From Blenheim and Waterloo to 'Up Yours, Delors' and 'Hop Off You Frogs', the cross-Channel relationship has been one of rivalry, misapprehension and suspicion. But it has also been a relationship of envy, admiration and affection.
In the nearly two centuries since the final defeat of Napoleon, France and Britain have spent much of that time as allies - an alliance that has been almost as uneasy, as competitive and as ambivalent as the generations of warfare.
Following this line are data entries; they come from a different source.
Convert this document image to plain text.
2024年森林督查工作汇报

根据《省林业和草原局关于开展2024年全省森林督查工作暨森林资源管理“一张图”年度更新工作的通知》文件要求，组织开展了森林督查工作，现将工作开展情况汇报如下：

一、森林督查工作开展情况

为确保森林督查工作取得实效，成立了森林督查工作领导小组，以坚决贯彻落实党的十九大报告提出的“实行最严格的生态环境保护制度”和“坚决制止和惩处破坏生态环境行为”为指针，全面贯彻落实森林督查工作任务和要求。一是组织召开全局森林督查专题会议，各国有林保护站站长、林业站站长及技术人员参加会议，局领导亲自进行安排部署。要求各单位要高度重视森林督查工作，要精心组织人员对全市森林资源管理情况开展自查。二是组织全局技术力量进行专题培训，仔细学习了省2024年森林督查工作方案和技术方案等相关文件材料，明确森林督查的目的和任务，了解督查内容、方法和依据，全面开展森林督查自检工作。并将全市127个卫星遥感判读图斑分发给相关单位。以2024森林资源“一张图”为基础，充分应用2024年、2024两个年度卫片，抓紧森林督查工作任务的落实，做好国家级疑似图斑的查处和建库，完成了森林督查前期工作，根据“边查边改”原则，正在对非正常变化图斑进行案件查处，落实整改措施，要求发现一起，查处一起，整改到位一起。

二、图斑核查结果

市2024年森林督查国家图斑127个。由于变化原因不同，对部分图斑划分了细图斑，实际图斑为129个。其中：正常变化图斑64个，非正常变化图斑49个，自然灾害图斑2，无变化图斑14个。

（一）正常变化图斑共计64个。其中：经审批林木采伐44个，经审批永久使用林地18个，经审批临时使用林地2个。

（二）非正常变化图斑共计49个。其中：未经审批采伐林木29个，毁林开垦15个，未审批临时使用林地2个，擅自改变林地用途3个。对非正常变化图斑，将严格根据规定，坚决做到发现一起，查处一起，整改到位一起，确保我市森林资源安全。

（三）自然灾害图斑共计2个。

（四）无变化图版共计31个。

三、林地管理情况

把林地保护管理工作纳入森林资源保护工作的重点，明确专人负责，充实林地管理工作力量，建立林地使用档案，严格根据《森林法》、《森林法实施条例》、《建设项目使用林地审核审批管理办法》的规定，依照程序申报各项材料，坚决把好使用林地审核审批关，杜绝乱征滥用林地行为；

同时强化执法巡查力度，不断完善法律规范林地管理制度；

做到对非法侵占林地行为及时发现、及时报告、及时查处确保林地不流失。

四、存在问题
Their rivalry both on peace and war, for good and ill, has shaped the modern world, from North America to India in the eighteenth century, in Africa, the Middle East and South East Asia during the nineteenth and twentieth centuries, and it is still shaping Europe today.
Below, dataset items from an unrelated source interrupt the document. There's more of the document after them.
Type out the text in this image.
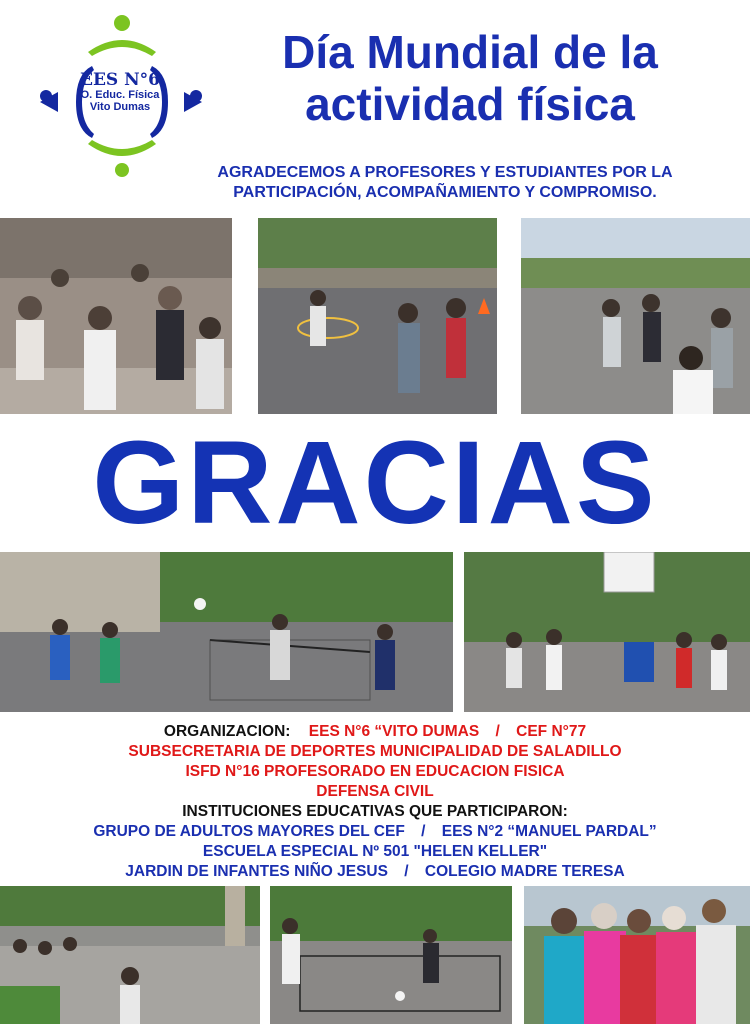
EES N°6
O. Educ. Física
Vito Dumas
Día Mundial de la
actividad física
AGRADECEMOS A PROFESORES Y ESTUDIANTES POR LA
PARTICIPACIÓN, ACOMPAÑAMIENTO Y COMPROMISO.
GRACIAS
ORGANIZACION: EES N°6 “VITO DUMAS / CEF N°77
SUBSECRETARIA DE DEPORTES MUNICIPALIDAD DE SALADILLO
ISFD N°16 PROFESORADO EN EDUCACION FISICA
DEFENSA CIVIL
INSTITUCIONES EDUCATIVAS QUE PARTICIPARON:
GRUPO DE ADULTOS MAYORES DEL CEF / EES N°2 “MANUEL PARDAL”
ESCUELA ESPECIAL Nº 501 "HELEN KELLER"
JARDIN DE INFANTES NIÑO JESUS / COLEGIO MADRE TERESA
This magisterial book, by turns provocative and delightful, always fascinating, tells the rich and complex story of the relationship over three centuries, from the beginning of the great struggle for mastery during the reign of Louis XIV to the second Iraq War and the latest enlargement of the EU. It tells of wars and battles, ententes and alliances, but also of food, fashion, sport, literature, sex and music. Its cast ranges from William and Mary to Tony Blair, from Voltaire to Eric Cantona; its sources from ambassadorial dispatches to police reports, from works of philosophy to tabloid newspapers, from guidebooks to cartoons and films.
It's a book which brings both British humour and Gallic panache to the story of these two countries, in sickness and in health, for richer for poorer, in victory and in defeat, in dominance and in decline.